Egg + Vegetable Ramen


By Dane Feldman

Photo by Dane Feldman.

Ramen as a standalone cuisine has been in the forefront of our dining culture for several years now. One of the best features of ramen is its ability to be a blank canvas. Anything goes in a bowl of ramen, but this recipe is fairly tame with an Asian flair.

What you’ll need:
1 package ramen noodles
2 eggs
1/4 onion, chopped fine
1/4 cup baby carrots, chopped fine
1/4 cup dry white wine
1 tsp peanut butter
1 tsp low sodium soy sauce
1/2 tsp garlic, chopped
1/2 tsp toasted sesame oil
1/2 tsp sesame seeds
Mongolian fire oil
Olive oil

Cook the ramen.

While the ramen is cooking, heat some olive oil and the garlic in a small skillet.
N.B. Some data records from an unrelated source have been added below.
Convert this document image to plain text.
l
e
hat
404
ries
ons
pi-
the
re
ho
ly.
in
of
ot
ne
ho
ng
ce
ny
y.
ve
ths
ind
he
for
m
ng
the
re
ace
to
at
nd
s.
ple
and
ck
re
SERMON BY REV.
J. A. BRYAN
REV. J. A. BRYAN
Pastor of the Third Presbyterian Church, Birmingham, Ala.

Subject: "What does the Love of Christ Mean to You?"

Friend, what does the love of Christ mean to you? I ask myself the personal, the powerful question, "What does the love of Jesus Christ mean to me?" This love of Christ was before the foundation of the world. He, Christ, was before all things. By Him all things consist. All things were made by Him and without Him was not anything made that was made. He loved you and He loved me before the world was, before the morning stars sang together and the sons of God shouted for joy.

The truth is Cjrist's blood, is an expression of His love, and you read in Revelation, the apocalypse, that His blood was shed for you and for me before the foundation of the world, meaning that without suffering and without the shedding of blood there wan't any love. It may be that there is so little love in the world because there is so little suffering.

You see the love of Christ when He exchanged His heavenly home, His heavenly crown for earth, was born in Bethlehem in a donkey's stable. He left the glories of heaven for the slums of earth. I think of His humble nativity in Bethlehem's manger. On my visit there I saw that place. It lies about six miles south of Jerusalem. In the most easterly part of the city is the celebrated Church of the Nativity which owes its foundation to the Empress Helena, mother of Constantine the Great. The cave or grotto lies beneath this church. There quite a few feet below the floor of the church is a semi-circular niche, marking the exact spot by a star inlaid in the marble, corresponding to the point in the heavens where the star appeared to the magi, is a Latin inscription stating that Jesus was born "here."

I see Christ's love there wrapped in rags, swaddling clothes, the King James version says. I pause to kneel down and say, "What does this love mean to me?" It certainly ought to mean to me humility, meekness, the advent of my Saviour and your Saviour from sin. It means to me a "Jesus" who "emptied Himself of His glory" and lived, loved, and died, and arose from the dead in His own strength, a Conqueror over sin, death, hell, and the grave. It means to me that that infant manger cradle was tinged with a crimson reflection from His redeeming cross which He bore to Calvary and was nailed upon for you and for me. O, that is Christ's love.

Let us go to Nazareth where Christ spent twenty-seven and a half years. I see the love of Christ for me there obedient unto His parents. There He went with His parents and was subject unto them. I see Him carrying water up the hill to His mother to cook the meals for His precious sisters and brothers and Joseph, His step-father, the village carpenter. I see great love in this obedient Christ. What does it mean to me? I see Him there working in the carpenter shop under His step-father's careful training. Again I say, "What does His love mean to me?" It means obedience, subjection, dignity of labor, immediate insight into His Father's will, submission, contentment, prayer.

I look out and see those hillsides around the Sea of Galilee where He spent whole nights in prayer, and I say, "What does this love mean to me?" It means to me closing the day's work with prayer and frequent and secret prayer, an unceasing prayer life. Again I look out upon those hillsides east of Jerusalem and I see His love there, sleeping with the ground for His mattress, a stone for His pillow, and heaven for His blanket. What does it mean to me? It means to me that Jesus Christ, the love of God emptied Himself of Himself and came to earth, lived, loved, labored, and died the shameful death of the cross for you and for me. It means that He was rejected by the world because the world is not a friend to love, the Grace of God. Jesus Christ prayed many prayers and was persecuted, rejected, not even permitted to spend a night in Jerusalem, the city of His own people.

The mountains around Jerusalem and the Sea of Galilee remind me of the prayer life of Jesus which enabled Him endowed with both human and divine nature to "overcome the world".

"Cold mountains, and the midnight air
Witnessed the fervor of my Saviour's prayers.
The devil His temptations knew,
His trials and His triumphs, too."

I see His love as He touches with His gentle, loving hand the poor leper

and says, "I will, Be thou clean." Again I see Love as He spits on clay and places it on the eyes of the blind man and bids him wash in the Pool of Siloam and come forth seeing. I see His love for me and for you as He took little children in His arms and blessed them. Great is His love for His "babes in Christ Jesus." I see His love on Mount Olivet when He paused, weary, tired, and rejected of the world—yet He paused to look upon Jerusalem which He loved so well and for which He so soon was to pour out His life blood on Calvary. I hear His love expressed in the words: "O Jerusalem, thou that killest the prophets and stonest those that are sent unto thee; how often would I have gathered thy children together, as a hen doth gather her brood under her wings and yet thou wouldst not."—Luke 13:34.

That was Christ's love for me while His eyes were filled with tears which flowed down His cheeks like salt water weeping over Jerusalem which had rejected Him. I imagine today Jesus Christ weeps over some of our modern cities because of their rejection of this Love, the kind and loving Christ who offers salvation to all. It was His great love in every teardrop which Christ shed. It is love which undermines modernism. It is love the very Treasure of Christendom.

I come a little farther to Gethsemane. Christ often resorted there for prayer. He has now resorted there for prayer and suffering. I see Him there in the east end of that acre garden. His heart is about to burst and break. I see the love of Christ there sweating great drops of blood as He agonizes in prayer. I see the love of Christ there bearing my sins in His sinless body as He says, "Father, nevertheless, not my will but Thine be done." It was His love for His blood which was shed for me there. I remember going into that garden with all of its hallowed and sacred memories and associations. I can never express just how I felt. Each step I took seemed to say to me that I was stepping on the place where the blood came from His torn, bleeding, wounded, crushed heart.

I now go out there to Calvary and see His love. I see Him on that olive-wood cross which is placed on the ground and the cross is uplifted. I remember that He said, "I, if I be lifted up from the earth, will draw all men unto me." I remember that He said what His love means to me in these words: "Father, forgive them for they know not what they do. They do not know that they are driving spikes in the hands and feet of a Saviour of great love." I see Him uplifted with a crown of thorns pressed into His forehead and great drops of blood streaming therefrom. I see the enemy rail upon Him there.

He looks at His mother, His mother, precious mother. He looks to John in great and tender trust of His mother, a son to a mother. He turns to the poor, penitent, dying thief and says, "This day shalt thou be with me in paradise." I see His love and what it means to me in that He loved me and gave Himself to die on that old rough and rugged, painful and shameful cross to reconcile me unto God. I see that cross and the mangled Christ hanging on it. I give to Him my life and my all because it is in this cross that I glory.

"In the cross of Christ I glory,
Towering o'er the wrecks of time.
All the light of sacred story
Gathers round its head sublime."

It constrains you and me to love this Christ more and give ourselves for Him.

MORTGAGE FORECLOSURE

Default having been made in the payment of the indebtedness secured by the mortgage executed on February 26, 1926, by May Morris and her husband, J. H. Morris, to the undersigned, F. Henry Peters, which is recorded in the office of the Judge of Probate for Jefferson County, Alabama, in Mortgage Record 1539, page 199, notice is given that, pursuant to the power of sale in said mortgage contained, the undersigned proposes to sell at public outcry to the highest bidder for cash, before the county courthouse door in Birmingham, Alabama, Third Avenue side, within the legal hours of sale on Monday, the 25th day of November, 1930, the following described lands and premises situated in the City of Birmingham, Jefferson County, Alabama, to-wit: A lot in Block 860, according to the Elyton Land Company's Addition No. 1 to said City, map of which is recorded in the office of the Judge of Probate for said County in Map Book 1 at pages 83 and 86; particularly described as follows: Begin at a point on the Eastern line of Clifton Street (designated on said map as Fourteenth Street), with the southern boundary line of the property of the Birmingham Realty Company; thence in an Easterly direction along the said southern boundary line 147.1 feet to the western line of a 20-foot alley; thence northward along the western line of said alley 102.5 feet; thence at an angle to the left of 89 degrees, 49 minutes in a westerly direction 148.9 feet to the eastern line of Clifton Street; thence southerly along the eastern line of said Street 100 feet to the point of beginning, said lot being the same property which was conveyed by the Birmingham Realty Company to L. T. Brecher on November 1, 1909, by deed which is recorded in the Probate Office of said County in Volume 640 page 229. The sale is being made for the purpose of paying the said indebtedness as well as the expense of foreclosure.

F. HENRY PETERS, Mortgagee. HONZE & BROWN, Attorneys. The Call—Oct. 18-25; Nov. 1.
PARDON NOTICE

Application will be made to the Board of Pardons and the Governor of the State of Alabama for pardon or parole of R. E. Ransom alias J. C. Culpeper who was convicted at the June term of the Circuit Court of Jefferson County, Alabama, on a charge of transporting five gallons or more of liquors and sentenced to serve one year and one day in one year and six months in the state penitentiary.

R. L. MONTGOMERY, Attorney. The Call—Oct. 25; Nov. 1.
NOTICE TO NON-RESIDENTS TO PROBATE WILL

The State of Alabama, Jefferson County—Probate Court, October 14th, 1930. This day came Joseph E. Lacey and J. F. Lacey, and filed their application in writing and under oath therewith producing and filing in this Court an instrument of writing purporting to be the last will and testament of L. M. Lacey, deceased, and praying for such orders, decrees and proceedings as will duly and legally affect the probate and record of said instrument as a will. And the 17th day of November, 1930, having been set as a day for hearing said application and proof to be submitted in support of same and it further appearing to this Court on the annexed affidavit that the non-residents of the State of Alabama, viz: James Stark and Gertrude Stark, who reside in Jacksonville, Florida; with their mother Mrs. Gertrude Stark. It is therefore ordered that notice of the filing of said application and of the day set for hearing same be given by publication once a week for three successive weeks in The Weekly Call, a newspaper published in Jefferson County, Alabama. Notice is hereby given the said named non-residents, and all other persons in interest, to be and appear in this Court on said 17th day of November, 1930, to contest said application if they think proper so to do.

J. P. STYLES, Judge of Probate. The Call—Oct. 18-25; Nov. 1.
Add the onion and carrots and saute until the onions are translucent. Pour in the soy sauce, wine, and sesame oil. Stir in the peanut butter and cook down.

Add the cooked ramen and make a hole in the sauce. Crack one egg into the hole and fry.

In a separate pan, fry the remaining egg sunny side up in olive oil.

Stir the noodles, vegetables, and egg and serve in a bowl. Top with the sunny side up egg, sesame seeds, and fire oil to taste before serving.